Excluding the impact of the Alexion acquisition, exchange rates, and other one-off costs, operating profit was 71% higher at £1.4bn. This reflected higher-margin treatments making up a greater proportion of sales, which offset a 33% increase in operating costs.

A brighter outlook for Covid medicines means the group now expects full year revenue to increase by a low twenties percentage, up from previous guidance in the high teens. Core earnings per share guidance is unchanged for growth in by a mid-to-high twenties percentage.

The group announced a $0.93 interim dividend.

The shares fell 3.0% following the announcement.

View the latest AstraZeneca share price and how to deal

Our View

AstraZeneca's coronavirus vaccine has made it a household name worldwide, but the group's promise to sell the vaccine at cost ''during the pandemic'' means it's padded revenue but not profits. 2022 will pave a new road for the group's coronavirus medicines business-with new contracts that will allow the group to make money from its covid medicines being phased in.

This in addition to benefits from the Alexion acquisition have given management the confidence to increase payouts to shareholders, but remember all shareholder returns including dividends are variable and not guaranteed.

Alexion brings rare disease treatments into the AZN fold, a fundamentally attractive area of the pharmaceutical market with high margins, shorter development cycles, and longer periods of excl. The combination of Astra's massive distribution network and Alexion's specialized drugs should bring about a powerful windfall in the coming years.

Rare diseases are, by definition, uncommon. In the past spending millions, perhaps billions, on researching a drug to treat a few tens of thousands of patients worldwide didn't make financial sense. Instead attention focused on treatments for common diseases, like asthma, with patients stretching into the tens of millions. As a result, only around 5% of designated rare diseases have approved treatments.

More recently that attitude has shifted. While major diseases may have large markets, they also attract lots of competition. That means individual drugs companies can end up with a relatively small slice of a large pie. Competition in rare diseases is far lower - a drug company which develops a treatment for a previously unaddressed illness will likely end up serving the entire market and can probably attach a hefty price tag to boot. It's also unlikely a competitor will develop a more effective alternative, since competition is so much lower.
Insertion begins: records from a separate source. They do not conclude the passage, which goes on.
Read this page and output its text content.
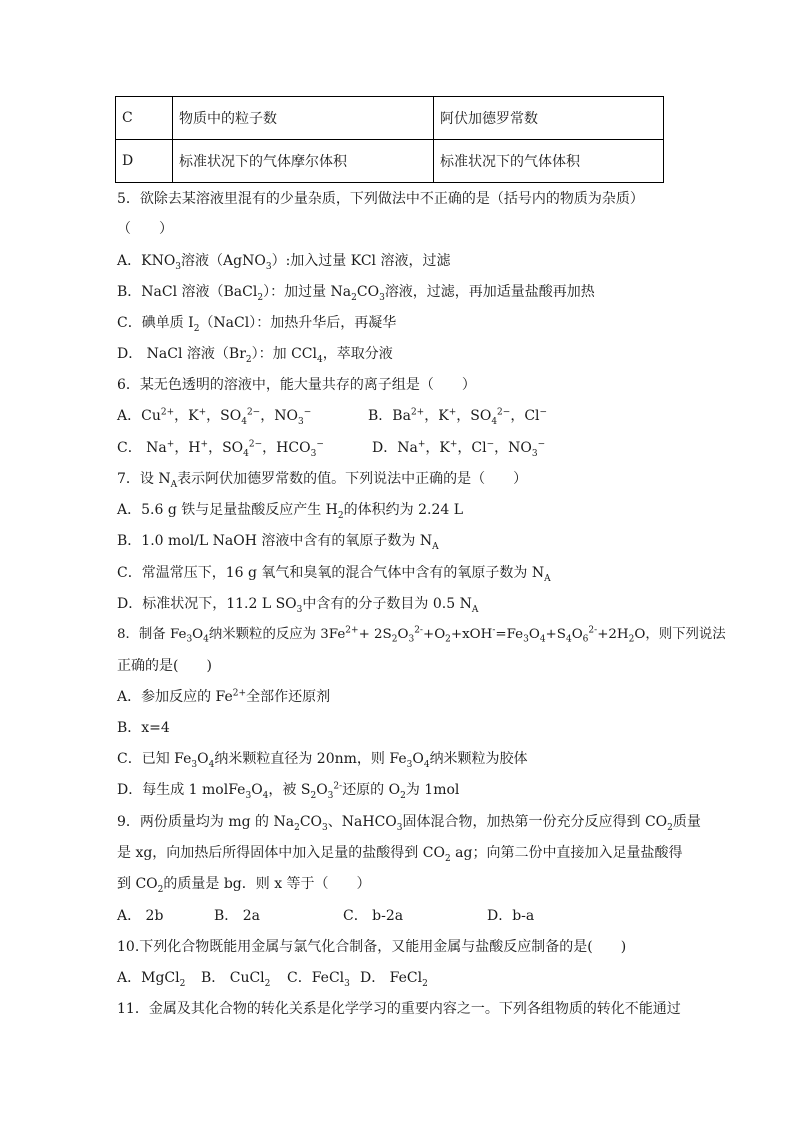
C	物质中的粒子数	阿伏加德罗常数
D	标准状况下的气体摩尔体积	标准状况下的气体体积
5．欲除去某溶液里混有的少量杂质，下列做法中不正确的是（括号内的物质为杂质）
（　　）
A．$KNO_3$溶液（AgNO$_3$）:加入过量 KCl 溶液，过滤
B．NaCl 溶液（BaCl$_2$）：加过量 $Na_2CO_3$溶液，过滤，再加适量盐酸再加热
C．碘单质 $I_2(NaCl)$：加热升华后，再凝华
D． NaCl 溶液$(Br_2)$：加 CCl$_4$，萃取分液
6．某无色透明的溶液中，能大量共存的离子组是（　　）
A．$Cu^{2+}$，K+，$SO_4^{2-}$，$NO_3^-$	B．$Ba^{2+}$，K+，$SO_4^{2-}$，Cl−
C． Na+，H+，$SO_4^{2-}$，$HCO_3^-$	D．Na+，K+，Cl−，$NO_3^-$
7．设 $N_A$表示阿伏加德罗常数的值。下列说法中正确的是（　　）
A．5.6 g 铁与足量盐酸反应产生 $H_2$的体积约为 2.24 L
B．1.0 mol/L NaOH 溶液中含有的氧原子数为 $N_A$
C．常温常压下，16 g 氧气和臭氧的混合气体中含有的氧原子数为 $N_A$
D．标准状况下，11.2 L $SO_3$中含有的分子数目为 0.5 $N_A$
8．制备 $Fe_3O_4$纳米颗粒的反应为 $3Fe^{2+}+ 2S_2O_3^{2-}+O_2+xOH^-=Fe_3O_4+S_4O_6^{2-}+2H_2O$，则下列说法
正确的是(　　)
A．参加反应的 $Fe^{2+}$全部作还原剂
B．x=4
C．已知 $Fe_3O_4$纳米颗粒直径为 20nm，则 $Fe_3O_4$纳米颗粒为胶体
D．每生成 1 $molFe_3O_4$，被 $S_2O_3^{2-}$还原的 $O_2$为 1mol
9．两份质量均为 mg 的 $Na_2CO_3$、NaHCO$_3$固体混合物，加热第一份充分反应得到 $CO_2$质量
是 xg，向加热后所得固体中加入足量的盐酸得到 $CO_2$ ag；向第二份中直接加入足量盐酸得
到 $CO_2$的质量是 bg．则 x 等于（　　）
A． 2b	B． 2a	C． b-2a	D．b-a
10.下列化合物既能用金属与氯气化合制备，又能用金属与盐酸反应制备的是(　　)
A．MgCl$_2$ B． CuCl$_2$ C．FeCl$_3$ D． FeCl$_2$
11．金属及其化合物的转化关系是化学学习的重要内容之一。下列各组物质的转化不能通过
Breaking into this market didn't come cheap, though. The acquisition's sent net debt to uncomfortably high levels. But this pales in comparison to the potential growth the combination could offer. This is particularly true when it comes to higher risk emerging markets. Alexion's been primarily selling to the US and Europe, but under Astra's wing a greater proportion can be sold further afield. This is of course dependent on regulatory approval, but as AZN already has footholds in these markets it should make the process more efficient.

Integrating the acquisition and ramping up its benefits will be of utmost importance moving forward. Debt's sitting at 2.2 times last year's underlying cash profits, which isn't unmanageable. But with interest rates on the rise, we'd like to see that continue to fall. On top of cash returns to shareholders, the group also plans to increase research & development spend.

Luckily the windfall provided by covid treatment sales together with strong performances across the wider portfolio mean the group's confident those demands on cash won't eat into profits. However if things start to sour dividends will be first on the chopping block.

We think Astra is pretty well placed. A strong core business and the promise of rising coronavirus treatment profits are encouraging. But, with a valuation beyond the long-term average, there's potential for volatility if there are any hiccups.

AstraZeneca key facts

All ratios are sourced from Refinitiv. Please remember yields are variable and not a reliable indicator of future income. Keep in mind key figures shouldn't be looked at on their own - it's important to understand the big picture.

First Half Results (currency neutral)

Oncology (34% of total) sales rose 22% to £7.5bn. This reflected a 14% increase in product sales driven by the launch of new medicines as well as increased patient access for Tagrisso, Imfinzi Lynparza and Calquence. Cancer diagnosis rates continued to recover following the pandemic, but have not reached pre-pandemic levels.

Biopharmaceuticals (47% of total) sales were up 31% to $10.4bn, led by strong growth in the largest segment, Cardiovascular, Renal and Metabolism drugs. Respiratory and Immunology revenue was up 3% and Vaccines and Immune Therapies more than doubled thanks to 42% growth in Covid vaccine Vaxzevria.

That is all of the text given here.